Sudah lebih dari satu dekade, Indonesia memberlakukan sistem otonomi daerah. Teori mengenai desentralisasi dan otonomi daerah diharapkan dapat mendorong pemerintah lokal agar dapat lebih tanggap akan kebutuhan publik, tetapi hsl ini tidak membuat peran pemerintah pusat menjadi lemah. Desentralisasi memberikan kewenangan atau otonomi pada daerah sehingga daerah dapat menyelesaikan permasalahan daerah sesuai dengan kapasitas daerah tersebut. Selain itu, otonomi memberikan kesempatan bagi daerah untuk mengembangkan sumber daya yang mereka miliki berdasarkan karakteristik masing-masing. Hal ini mampu meningkatkan kesejahteraan masyarakat kabupaten/kota. Dengan adanya kewenangan yang diberikan oleh pemerintah pusat kepada pemerintah daerah diharapkan pembangunan di setiap wilayah akan merata. Salah satu cara yang dapat dilakukan oleh pemerintah daerah adalah melalui kerjasama.

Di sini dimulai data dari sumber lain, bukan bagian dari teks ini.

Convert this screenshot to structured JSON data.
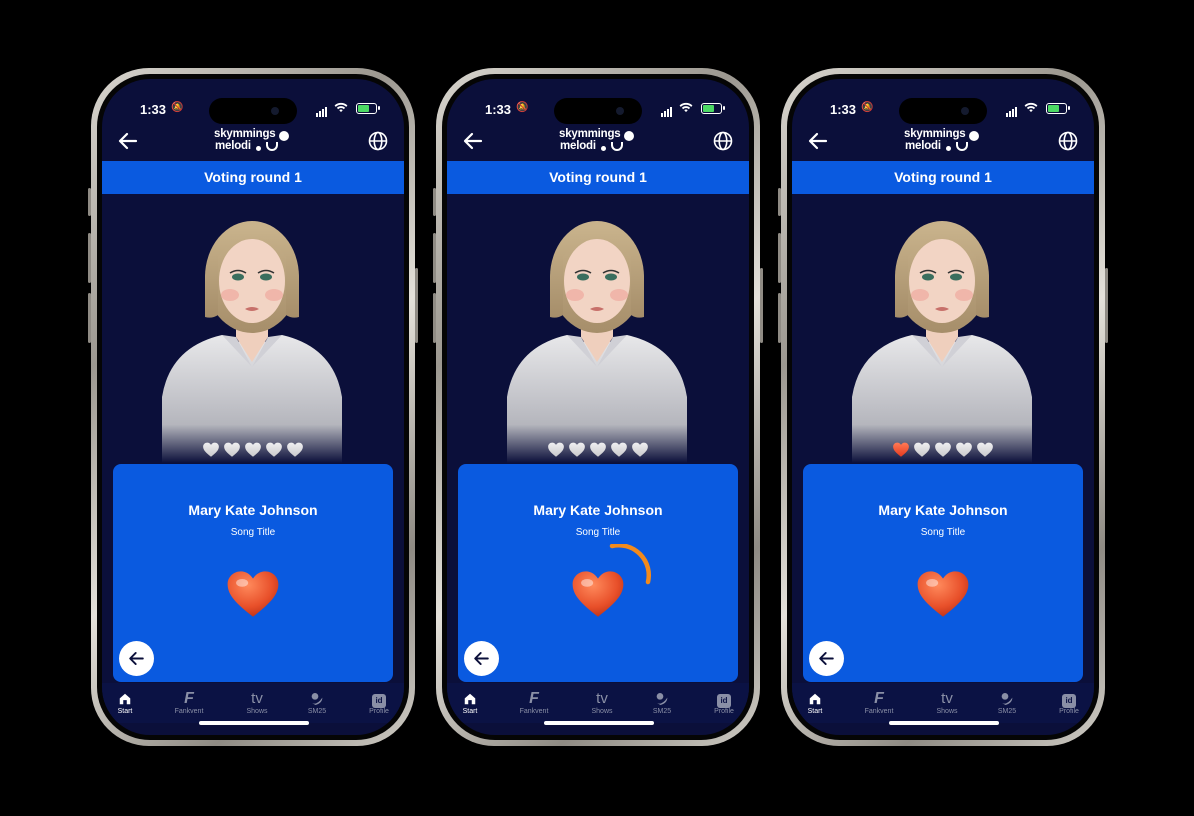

UU No. 32 Tahun 2004 tentang Pemerintahan Daerah sendiri telah memberikan legalitas yang besar untuk dilaksanakannya kerjasama pembangunan, baik dengan pihak ketiga (publik atau swasta) maupun kerjasama antar daerah yang bertetangga. Dalam pasal 195 (1) dinyatakan bahwa “Dalam rangka meningkatkan kesejahteraan rakyat, daerah dapat mengadakan kerja sama dengan daerah lain yang didasarkan pada pertimbangan efisiensi dan efektifitas pelayanan publik, sinergi dan saling menguntungkan.” Bahkan pasal 196 (2) lebih tegas lagi berisi “perintah” untuk membuat kerjasama antar daerah, dengan menyatakan: “Untuk menciptakan efisiensi, daerah wajib mengelola pelayanan publik secara bersama dengan daerah sekitarnya untuk kepentingan masyarakat.”

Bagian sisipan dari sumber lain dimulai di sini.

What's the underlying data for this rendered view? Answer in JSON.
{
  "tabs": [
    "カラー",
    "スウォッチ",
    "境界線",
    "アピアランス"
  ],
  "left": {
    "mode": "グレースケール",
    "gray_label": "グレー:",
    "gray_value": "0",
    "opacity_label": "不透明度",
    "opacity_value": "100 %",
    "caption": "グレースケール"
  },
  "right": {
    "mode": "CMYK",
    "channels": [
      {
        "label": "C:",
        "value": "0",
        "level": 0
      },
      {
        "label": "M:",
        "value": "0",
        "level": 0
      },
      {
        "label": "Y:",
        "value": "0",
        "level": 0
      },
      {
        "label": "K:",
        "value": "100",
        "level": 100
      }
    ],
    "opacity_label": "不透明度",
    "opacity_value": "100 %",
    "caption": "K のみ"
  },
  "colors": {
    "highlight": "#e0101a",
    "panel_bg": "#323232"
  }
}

Paparan diatas mengilustrasikan adanya sebuah trend baru administrasi publik, yakni adanya keterkaitan (interconnection) dan saling ketergantungan (interdependence) antara pemerintah daerah yang satu dengan pemerintah daerah lainya dalam penyelenggaraan urusan dan/atau kewenangan tertentu. Dengan kata lain, kerjasama antar daerah merupakan keniscayaan dalam manajemen pemerintahan daerah pada masa mendatang. Oleh karena itu, perlu adanya suatu kajian yang cukup komprehensif dan mendalam tentang berbagai hal yang berhubungan dengan model-model dan kelembagaan kerjasama antar daerah.

Disisi lain harus diakui bahwa dalam pola atau model kerjasama apapun tidak akan lepas dari kemungkinan terjadinya benturan kepentingan, perbedaan penafsiran, atau kegagalan dalam memenuhi kewajiban satu pihak terhadap pihak lainnya. Dengan kata lain, selain sebagai cara meredam konflik, suatu kerjasama tidak jarang justru menjadi sumber sengketa baru. Untuk itu, pengembangan kerjasama antar daerah harus diikuti dengan pengaturan yang jelas dan tegas tentang kedudukan, hak, dan kewajiban, masing-masing pihak, serta mekanisme resolusi konflik dalam hal timbul friksi akibat dilakukannya suatu kerjasama. Itulah sebabnya, kejelasan tentang penanganan dan penyelesaian perselisihan antar daerah juga perlu mendapat pengkajian yang cermat agar tidak mengganggu efektivitas roda Pemerintah Daerah.

Pelaksanaan kerjasama yang dilakukan oleh daerah ini tentunya membutuhkan suatu struktur tertentu yang digunakan baik untuk memfasilitasi terjadinya kerjasama antar daerah. Oleh karena itu, dibentuklah suatu tim yang bergerak untuk menangani proses kerjasama. Pemerintah Kota Bandung membentuk Tim Koordinasi Kerja Sama Daerah atau disingkat TKKSD guna mempersiapkan segala hal yang berkaitan dengan pengadaan kerjasama.